ある程度の規模を誇る探偵社のほとんどは、調査現場の業務を自社で完結させていない。つまり、多くの現場を小規模の探偵社や個人経営の探偵などに「外注」している……それも非常に安いギャラで。
探偵の外注業者は完全な実力主義で、優秀な探偵も多い。だけど、実力はあっても集客力が乏しい探偵は、どうしても安く買い叩かれる。そして、そこで生まれる差額は、探偵社の懐にまるっと利益として入る仕組み。なかには、調査員がひとりも在籍しておらず、すべてを外注でまかなっている探偵社すらある。

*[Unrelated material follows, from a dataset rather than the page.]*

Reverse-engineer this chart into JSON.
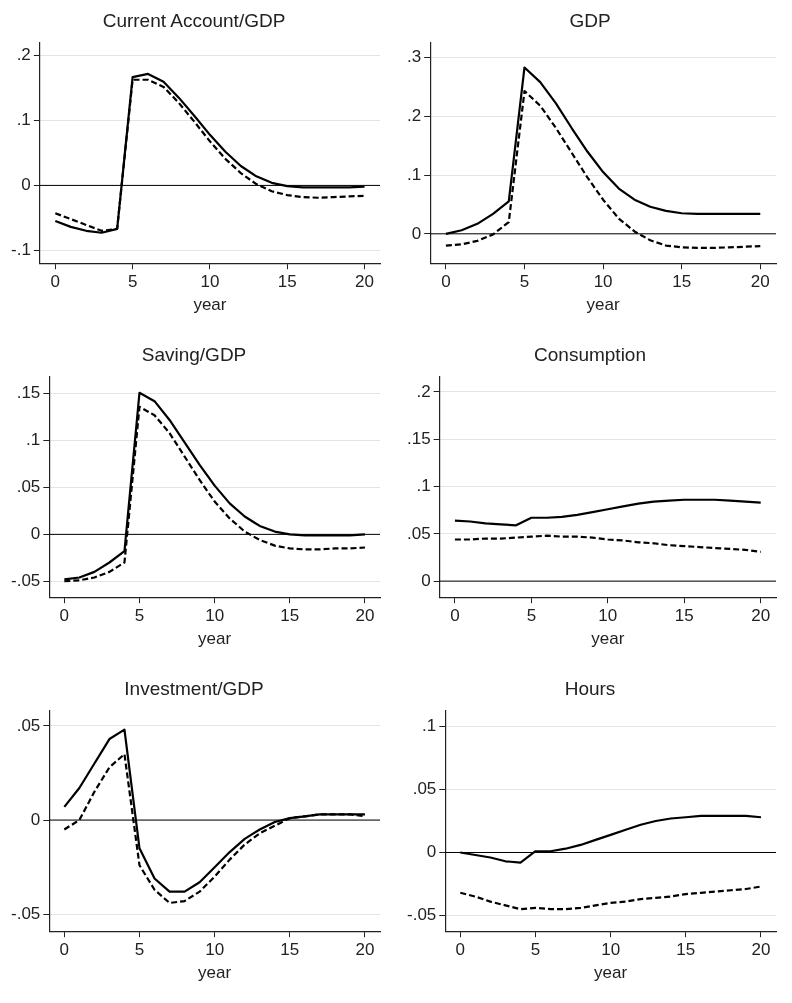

そして、安い金額で外注して得た調査結果を、いかにも「われわれが、がんばって調査しました」という顔で依頼者に提供している。
つまり、「探偵社」を名乗ってはいるけど、その実態は「いかに依頼をもぎ取るか」だけに全力を注ぐ営業会社みたいなもの。
下請けのさらに、孫請けにまで仕事を流している探偵社も存在する。こうなるともう、完全に〝中抜き商売〟。依頼者のその後の人生がかかっている大事な調査が、最終的には、細切れの情報しか渡されていない人間に任されている……しかもその現場には、ギャラをギリギリまで削られ、疲弊した探偵が立っている。
探偵だって慈善事業じゃないし、営利ビジネスである以上、業務を外注すること自体は何ら問題ない。ただ、「探偵」という仕事の性質を考えれば、やっぱり、この構造は健全じゃないと僕は思う。
ここまで読んでくれたあなたなら、もう理解できるよね。大手探偵社のビジネスモデルのカラクリが。
そう……探偵社というのは、多かれ少なかれ、依頼者からの調査料金を存分に搾取しなければ、どうしたって大手にはなれない構造なんだ。
立派な事務所の家賃も、フカフカの応接用ソファーも、何百万円単位の広告費も、すべて誰かが負担しているという現実がある。それを負担しているのは、この本を手にしなかった不運な依頼者たち、ということになる。
逆にいえば、依頼者にとって〝良い探偵社〟ほど、大手にはなれない。
価格設定は良心的、調査力もあって、一件一件の調査を誠実にやっている中小規模の探偵社もちゃんとあるんですよ。でも、そんな探偵社の代表を務める友人は、いつも「経営が厳しいw」とヒイヒイ言っている。なんとも、皮肉である。でもこれって〝闇〟というよりも、探偵業というビジネスモデルが必然的に抱える〝歪み〟だよね……。